The purpose of the war film made by commercial enterprises is primarily to entertain. A film made during the war itself, such as the 1943 Guadalcanal Diary , has additional goals: to lift morale, to help civilians understand what their fighting men are going through, to provide information, and to involve the audience in positive support for the war that might perhaps influence an outcome still in doubt. A war movie made after the strife has ended needs to find other purposes, and unlike movies made during the fighting, needs to justify its morality. Once the war movie becomes a familiar genre, as in the World War II combat film, it is a story the audience knows and accepts. Such war stories can then be used to address other issues of national concern. For instance, in 1940 and 1941 two movies about World War I, The Fighting 69th and Sergeant York , were like recruiting posters for the European war that was on America's horizon. In 1949, a time of racial strife in America, Home of the Brave told the story of a black soldier who goes to pieces during World War II combat in the South Pacific because of racial prejudice aimed at him personally. He is brought back from his mission in a state of shock and paralysis, and the technique of narco-synthesis is used to draw his story out through flashbacks. In 1996, when the role of women in combat was in the news, Courage Under Fire , starring Meg Ryan, was a successful movie about a female captain nominated for the Medal of Honor. During the war in Vietnam, and the controversy surrounding America's involvement, stories about World War II were created that reflected a loss of faith in the government. Such movies as The Dirty Dozen (1967) and Play Dirty (1968) presented America's involvement in World War II as an ugly process of cheating, with criminals or criminal minds fighting the war by violating the rules of the Geneva Convention.
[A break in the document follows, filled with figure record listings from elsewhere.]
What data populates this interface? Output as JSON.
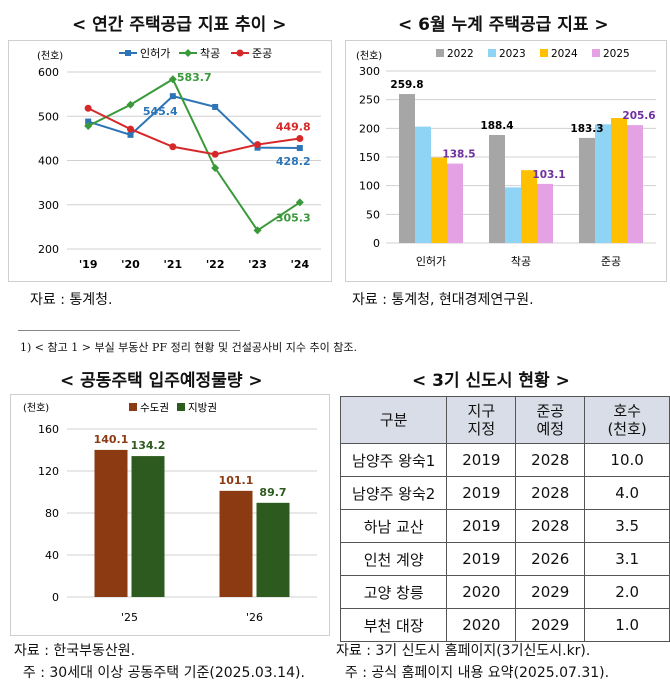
{
  "titles": {
    "chart1": "< 연간 주택공급 지표 추이 >",
    "chart2": "< 6월 누계 주택공급 지표 >",
    "chart3": "< 공동주택 입주예정물량 >",
    "table": "< 3기 신도시 현황 >"
  },
  "sources": {
    "chart1": "자료 : 통계청.",
    "chart2": "자료 : 통계청, 현대경제연구원.",
    "chart3": "자료 : 한국부동산원.",
    "chart3_note": "  주 : 30세대 이상 공동주택 기준(2025.03.14).",
    "table": "자료 : 3기 신도시 홈페이지(3기신도시.kr).",
    "table_note": "  주 : 공식 홈페이지 내용 요약(2025.07.31)."
  },
  "footnote": "1) < 참고 1 > 부실 부동산 PF 정리 현황 및 건설공사비 지수 추이 참조.",
  "colors": {
    "inheoga": "#2e75b6",
    "chakgong": "#3a9a3a",
    "jungong": "#d62828",
    "y2022": "#a6a6a6",
    "y2023": "#8fd3f5",
    "y2024": "#ffc000",
    "y2025": "#e4a2e4",
    "capital": "#8b3a12",
    "regional": "#2d5a1e",
    "label_purple": "#7030a0"
  },
  "chart_data": [
    {
      "type": "line",
      "unit": "(천호)",
      "x": [
        "'19",
        "'20",
        "'21",
        "'22",
        "'23",
        "'24"
      ],
      "ylim": [
        200,
        600
      ],
      "yticks": [
        200,
        300,
        400,
        500,
        600
      ],
      "series": [
        {
          "name": "인허가",
          "values": [
            488,
            458,
            545.4,
            521,
            429,
            428.2
          ]
        },
        {
          "name": "착공",
          "values": [
            478,
            526,
            583.7,
            383,
            242,
            305.3
          ]
        },
        {
          "name": "준공",
          "values": [
            518,
            471,
            431,
            414,
            436,
            449.8
          ]
        }
      ],
      "labels": [
        {
          "series": "인허가",
          "text": "545.4"
        },
        {
          "series": "인허가",
          "text": "428.2"
        },
        {
          "series": "착공",
          "text": "583.7"
        },
        {
          "series": "착공",
          "text": "305.3"
        },
        {
          "series": "준공",
          "text": "449.8"
        }
      ],
      "grid": true,
      "legend": "top"
    },
    {
      "type": "bar",
      "unit": "(천호)",
      "categories": [
        "인허가",
        "착공",
        "준공"
      ],
      "ylim": [
        0,
        300
      ],
      "yticks": [
        0,
        50,
        100,
        150,
        200,
        250,
        300
      ],
      "series": [
        {
          "name": "2022",
          "values": [
            259.8,
            188.4,
            183.3
          ]
        },
        {
          "name": "2023",
          "values": [
            203,
            97,
            207
          ]
        },
        {
          "name": "2024",
          "values": [
            149,
            127,
            218
          ]
        },
        {
          "name": "2025",
          "values": [
            138.5,
            103.1,
            205.6
          ]
        }
      ],
      "labels": [
        "259.8",
        "188.4",
        "183.3",
        "138.5",
        "103.1",
        "205.6"
      ],
      "grid": true,
      "legend": "top"
    },
    {
      "type": "bar",
      "unit": "(천호)",
      "categories": [
        "'25",
        "'26"
      ],
      "ylim": [
        0,
        160
      ],
      "yticks": [
        0,
        40,
        80,
        120,
        160
      ],
      "series": [
        {
          "name": "수도권",
          "values": [
            140.1,
            101.1
          ]
        },
        {
          "name": "지방권",
          "values": [
            134.2,
            89.7
          ]
        }
      ],
      "labels": [
        "140.1",
        "134.2",
        "101.1",
        "89.7"
      ],
      "grid": true,
      "legend": "top"
    }
  ],
  "table": {
    "headers": [
      "구분",
      "지구\n지정",
      "준공\n예정",
      "호수\n(천호)"
    ],
    "rows": [
      [
        "남양주 왕숙1",
        "2019",
        "2028",
        "10.0"
      ],
      [
        "남양주 왕숙2",
        "2019",
        "2028",
        "4.0"
      ],
      [
        "하남 교산",
        "2019",
        "2028",
        "3.5"
      ],
      [
        "인천 계양",
        "2019",
        "2026",
        "3.1"
      ],
      [
        "고양 창릉",
        "2020",
        "2029",
        "2.0"
      ],
      [
        "부천 대장",
        "2020",
        "2029",
        "1.0"
      ]
    ]
  }
}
After the combat genre was established, movies appeared with comic tones that would have been inappropriate during the war itself. What Did You Do in the War, Daddy? (1966) and Operation Petticoat (1959) were successful comedies set in World War II, the first in the Italian campaign and the second in a submarine in the South Pacific. M*A*S*H (1970) was a harsh comedy about Korea, set in a mobile surgical hospital unit; the television sitcom McHale's Navy treated the PT-boat war in the Pacific as a lark; and Hogan's Heroes , also a television series, made fun of life in a prisoner-of-war camp in Germany.